One Saugerties woman’s crafting prowess and love of the winter holidays took on a new dimension four years ago when a friend asked her to add a few recipients in need of holiday cheer to her Christmas list. Using her Facebook group Operation Christmas Cheer, Roxanne Ferber’s exercise of sending holiday cards to children spending Christmas in area hospitals has grown exponentially. A force of 856 members have been sending Christmas well-wishes to ten hospitalized children over the last four years, embodying the giving holiday spirit with just a few pen strokes each.
Ferber’s newest list, complete with mailing addresses and background information on the children in question, will be posted on the Facebook group on Black Friday.
“A friend of mine had recognized there were a few young kids in the area who were undergoing chemotherapy, and asked me if I could send out some extra Christmas cards when I sent out mine,” said Ferber. “One card didn’t feel like enough to me, so I asked all my friends and family to send cards, too. About 75 people got involved. The following year they asked me if we were going to do it again, so the idea took off from there.”
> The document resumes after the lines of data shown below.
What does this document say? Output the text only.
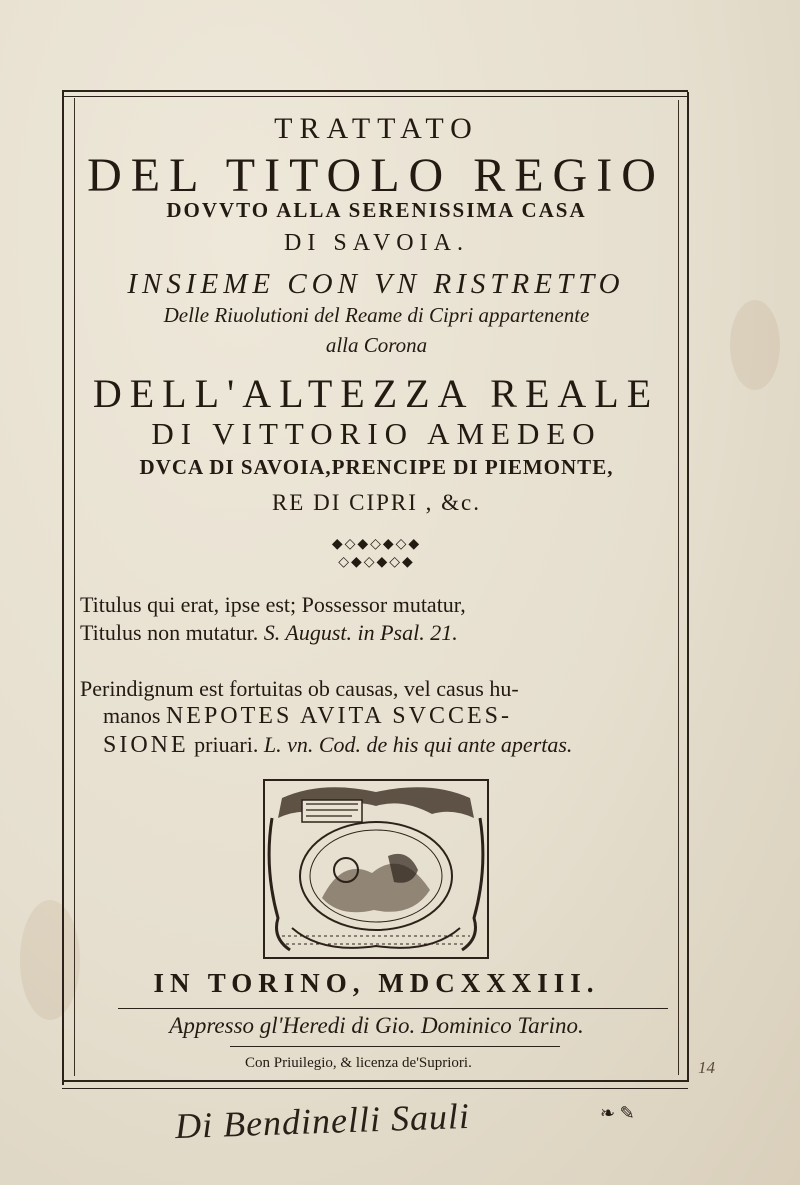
TRATTATO
DEL TITOLO REGIO
DOVVTO ALLA SERENISSIMA CASA
DI SAVOIA.
INSIEME CON VN RISTRETTO
Delle Riuolutioni del Reame di Cipri appartenente
alla Corona
DELL'ALTEZZA REALE
DI VITTORIO AMEDEO
DVCA DI SAVOIA,PRENCIPE DI PIEMONTE,
RE DI CIPRI , &c.
◆◇◆◇◆◇◆
◇◆◇◆◇◆
Titulus qui erat, ipse est; Possessor mutatur,
Titulus non mutatur. S. August. in Psal. 21.
Perindignum est fortuitas ob causas, vel casus hu-
manos NEPOTES AVITA SVCCES-
SIONE priuari. L. vn. Cod. de his qui ante apertas.
IN TORINO, MDCXXXIII.
Appresso gl'Heredi di Gio. Dominico Tarino.
Con Priuilegio, & licenza de'Supriori.	14
Di Bendinelli Sauli	❧ ✎
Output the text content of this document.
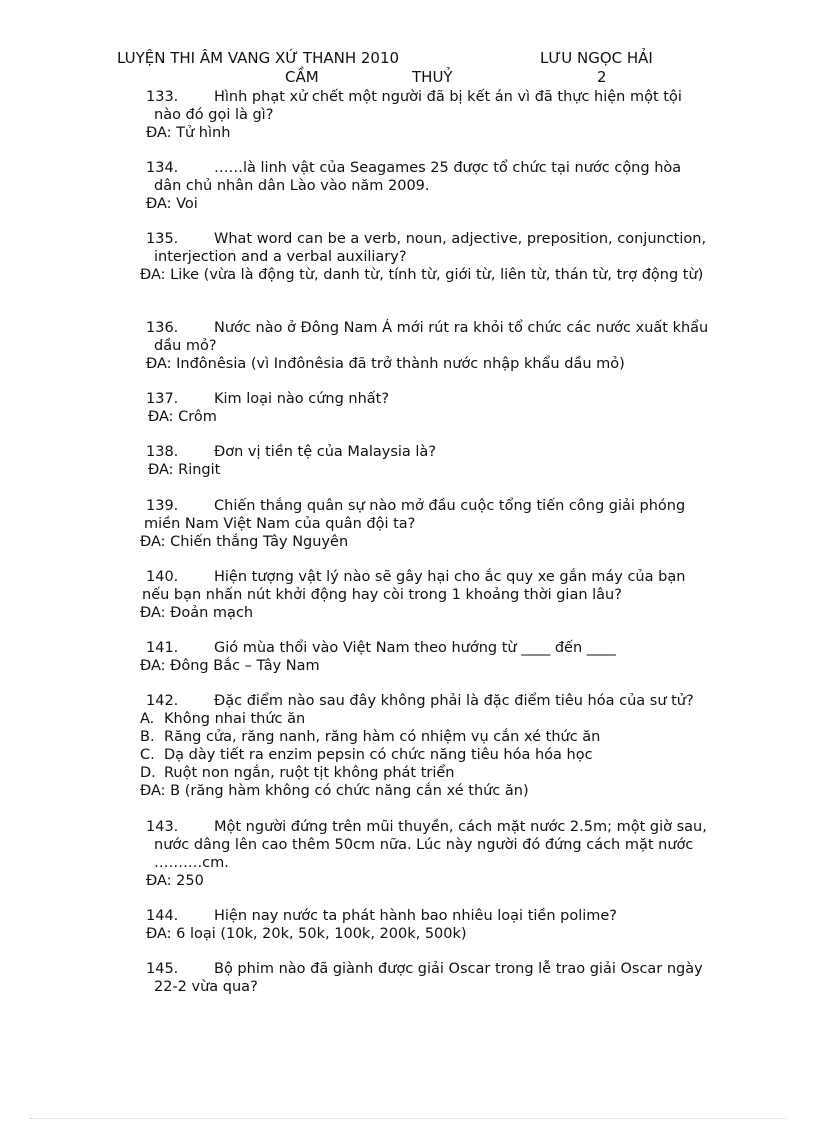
LUYỆN THI ÂM VANG XỨ THANH 2010	LƯU NGỌC HẢI
CẦM	THUỶ	2
133. Hình phạt xử chết một người đã bị kết án vì đã thực hiện một tội
nào đó gọi là gì?
ĐA: Tử hình
134. ……là linh vật của Seagames 25 được tổ chức tại nước cộng hòa
dân chủ nhân dân Lào vào năm 2009.
ĐA: Voi
135. What word can be a verb, noun, adjective, preposition, conjunction,
interjection and a verbal auxiliary?
ĐA: Like (vừa là động từ, danh từ, tính từ, giới từ, liên từ, thán từ, trợ động từ)
136. Nước nào ở Đông Nam Á mới rút ra khỏi tổ chức các nước xuất khẩu
dầu mỏ?
ĐA: Inđônêsia (vì Inđônêsia đã trở thành nước nhập khẩu dầu mỏ)
137. Kim loại nào cứng nhất?
ĐA: Crôm
138. Đơn vị tiền tệ của Malaysia là?
ĐA: Ringit
139. Chiến thắng quân sự nào mở đầu cuộc tổng tiến công giải phóng
miền Nam Việt Nam của quân đội ta?
ĐA: Chiến thắng Tây Nguyên
140. Hiện tượng vật lý nào sẽ gây hại cho ắc quy xe gắn máy của bạn
nếu bạn nhấn nút khởi động hay còi trong 1 khoảng thời gian lâu?
ĐA: Đoản mạch
141. Gió mùa thổi vào Việt Nam theo hướng từ ____ đến ____
ĐA: Đông Bắc – Tây Nam
142. Đặc điểm nào sau đây không phải là đặc điểm tiêu hóa của sư tử?
A. Không nhai thức ăn
B. Răng cửa, răng nanh, răng hàm có nhiệm vụ cắn xé thức ăn
C. Dạ dày tiết ra enzim pepsin có chức năng tiêu hóa hóa học
D. Ruột non ngắn, ruột tịt không phát triển
ĐA: B (răng hàm không có chức năng cắn xé thức ăn)
143. Một người đứng trên mũi thuyền, cách mặt nước 2.5m; một giờ sau,
nước dâng lên cao thêm 50cm nữa. Lúc này người đó đứng cách mặt nước
……….cm.
ĐA: 250
144. Hiện nay nước ta phát hành bao nhiêu loại tiền polime?
ĐA: 6 loại (10k, 20k, 50k, 100k, 200k, 500k)
145. Bộ phim nào đã giành được giải Oscar trong lễ trao giải Oscar ngày
22-2 vừa qua?
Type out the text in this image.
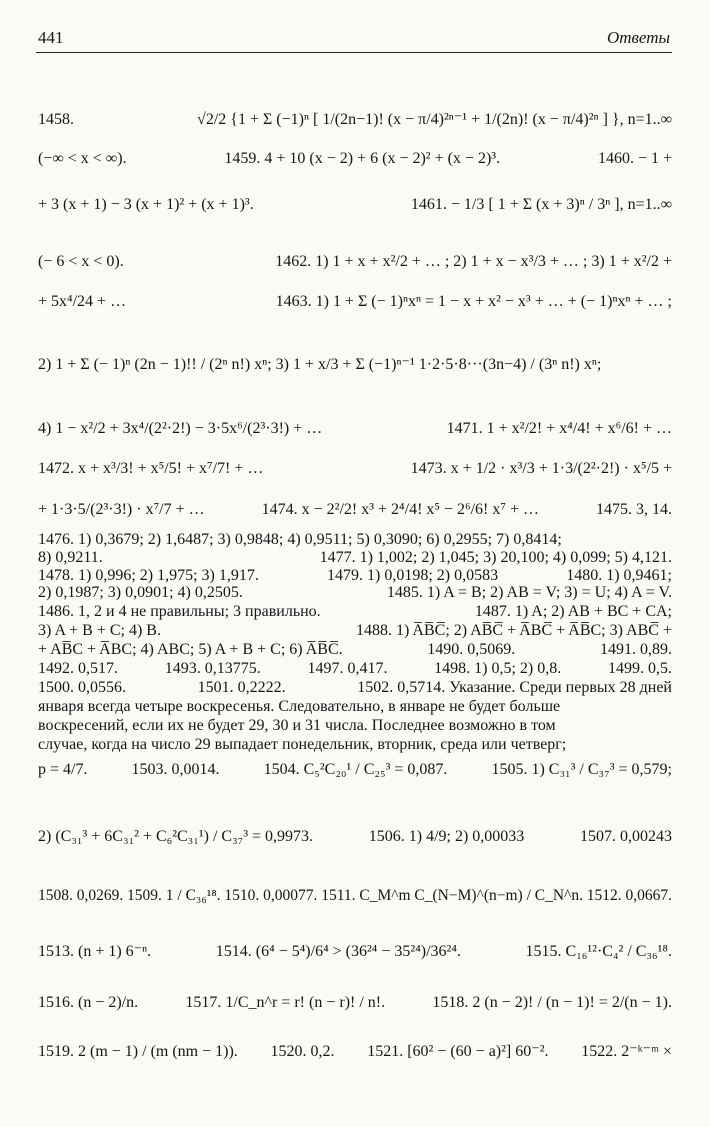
441	Ответы
1458.	√2/2 {1 + Σ (−1)ⁿ [ 1/(2n−1)! (x − π/4)²ⁿ⁻¹ + 1/(2n)! (x − π/4)²ⁿ ] }, n=1..∞
(−∞ < x < ∞).	1459. 4 + 10 (x − 2) + 6 (x − 2)² + (x − 2)³.	1460. − 1 +
+ 3 (x + 1) − 3 (x + 1)² + (x + 1)³.	1461. − 1/3 [ 1 + Σ (x + 3)ⁿ / 3ⁿ ], n=1..∞
(− 6 < x < 0).	1462. 1) 1 + x + x²/2 + … ; 2) 1 + x − x³/3 + … ; 3) 1 + x²/2 +
+ 5x⁴/24 + …	1463. 1) 1 + Σ (− 1)ⁿxⁿ = 1 − x + x² − x³ + … + (− 1)ⁿxⁿ + … ;
2) 1 + Σ (− 1)ⁿ (2n − 1)!! / (2ⁿ n!) xⁿ; 3) 1 + x/3 + Σ (−1)ⁿ⁻¹ 1·2·5·8···(3n−4) / (3ⁿ n!) xⁿ;
4) 1 − x²/2 + 3x⁴/(2²·2!) − 3·5x⁶/(2³·3!) + …	1471. 1 + x²/2! + x⁴/4! + x⁶/6! + …
1472. x + x³/3! + x⁵/5! + x⁷/7! + …	1473. x + 1/2 · x³/3 + 1·3/(2²·2!) · x⁵/5 +
+ 1·3·5/(2³·3!) · x⁷/7 + …	1474. x − 2²/2! x³ + 2⁴/4! x⁵ − 2⁶/6! x⁷ + …	1475. 3, 14.
1476. 1) 0,3679; 2) 1,6487; 3) 0,9848; 4) 0,9511; 5) 0,3090; 6) 0,2955; 7) 0,8414;
8) 0,9211.	1477. 1) 1,002; 2) 1,045; 3) 20,100; 4) 0,099; 5) 4,121.
1478. 1) 0,996; 2) 1,975; 3) 1,917.	1479. 1) 0,0198; 2) 0,0583	1480. 1) 0,9461;
2) 0,1987; 3) 0,0901; 4) 0,2505.	1485. 1) A = B; 2) AB = V; 3) = U; 4) A = V.
1486. 1, 2 и 4 не правильны; 3 правильно.	1487. 1) A; 2) AB + BC + CA;
3) A + B + C; 4) B.	1488. 1) A̅B̅C̅; 2) AB̅C̅ + A̅BC̅ + A̅B̅C; 3) ABC̅ +
+ AB̅C + A̅BC; 4) ABC; 5) A + B + C; 6) A̅B̅C̅.	1490. 0,5069.	1491. 0,89.
1492. 0,517.	1493. 0,13775.	1497. 0,417.	1498. 1) 0,5; 2) 0,8.	1499. 0,5.
1500. 0,0556.	1501. 0,2222.	1502. 0,5714. Указание. Среди первых 28 дней
января всегда четыре воскресенья. Следовательно, в январе не будет больше
воскресений, если их не будет 29, 30 и 31 числа. Последнее возможно в том
случае, когда на число 29 выпадает понедельник, вторник, среда или четверг;
p = 4/7.	1503. 0,0014.	1504. C₅²C₂₀¹ / C₂₅³ = 0,087.	1505. 1) C₃₁³ / C₃₇³ = 0,579;
2) (C₃₁³ + 6C₃₁² + C₆²C₃₁¹) / C₃₇³ = 0,9973.	1506. 1) 4/9; 2) 0,00033	1507. 0,00243
1508. 0,0269. 1509. 1 / C₃₆¹⁸. 1510. 0,00077. 1511. C_M^m C_(N−M)^(n−m) / C_N^n. 1512. 0,0667.
1513. (n + 1) 6⁻ⁿ.	1514. (6⁴ − 5⁴)/6⁴ > (36²⁴ − 35²⁴)/36²⁴.	1515. C₁₆¹²·C₄² / C₃₆¹⁸.
1516. (n − 2)/n.	1517. 1/C_n^r = r! (n − r)! / n!.	1518. 2 (n − 2)! / (n − 1)! = 2/(n − 1).
1519. 2 (m − 1) / (m (nm − 1)). 1520. 0,2. 1521. [60² − (60 − a)²] 60⁻². 1522. 2⁻ᵏ⁻ᵐ ×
The ten-child-per-year cutoff is a logistical necessity. Ferber is currently the only person coordinating between the families of the participants and the volunteers who craft the cards. “It makes sure that the volunteers aren’t overwhelmed, and that every kid gets a little something,” she explained. As a member of various cancer support networks, Ferber has her ear to the ground in terms of locating and working with families to find appropriate children for the project.
She also gets a little help from her friends. “When people find out that this is what I do at Christmas, they will send me plenty of links to potential families,” Ferber said.
Some volunteers send gifts alongside their cards. At the end of the day, Ferber said, the support network is less about what gets sent and more about providing support and uplift for these children at a time that they need it the most. Adding festive pops of red and green color the children’s drab rooms.
“Some people do take it upon themselves to send gifts, but I really just ask for Christmas cards. It’s a quick and easy way for people to give back,” she said. “You’re already writing a Christmas-card list for the people in your life, so adding one more doesn’t take much extra time.”
Christmas cards are very special to Ferber. She decorates them every year. She also loves getting cards. “Many years ago, my niece was in the hospital with cancer, and she had a very boring room with adult décor,” she explained. “Someone went and hung up a colorful picture for her, and it really changed the way she felt. My goal with this project is to dump an avalanche of color for the kids in those hospital rooms.”
When those droves of cards hit the mail, the effect is almost magical. Local recipients of Operation Christmas Cheer include Tyler Corvin, a 15-year-old with severe epilepsy, Leah Storm, featured in last week’s paper, and Zachary Swart, who is continuing his recovery from leukemia.
Macalister Davison sadly passed from neuroblastoma several years ago,
“For kids with chronic illnesses, it’s always a good thing for them to receive mail,” said Tyler Corvin’s mother, April. “Tyler always says to me, ‘Why do I have to go to the hospital, why do I have to be different, are these treatments going to make me normal?’ He wants to have friends and socialize just like everyone else. By getting cards in the mail, he feels like he has friends.”
Zachary Swart’s mother, Nancy, was thankful for the program. “We so appreciated the incredible generosity of Operation Christmas Cheer when our son was undergoing his chemo treatments. So lovely to have such encouraging messages and warm thoughts during the holiday season. These cards brought comfort to Zach during a most difficult time.”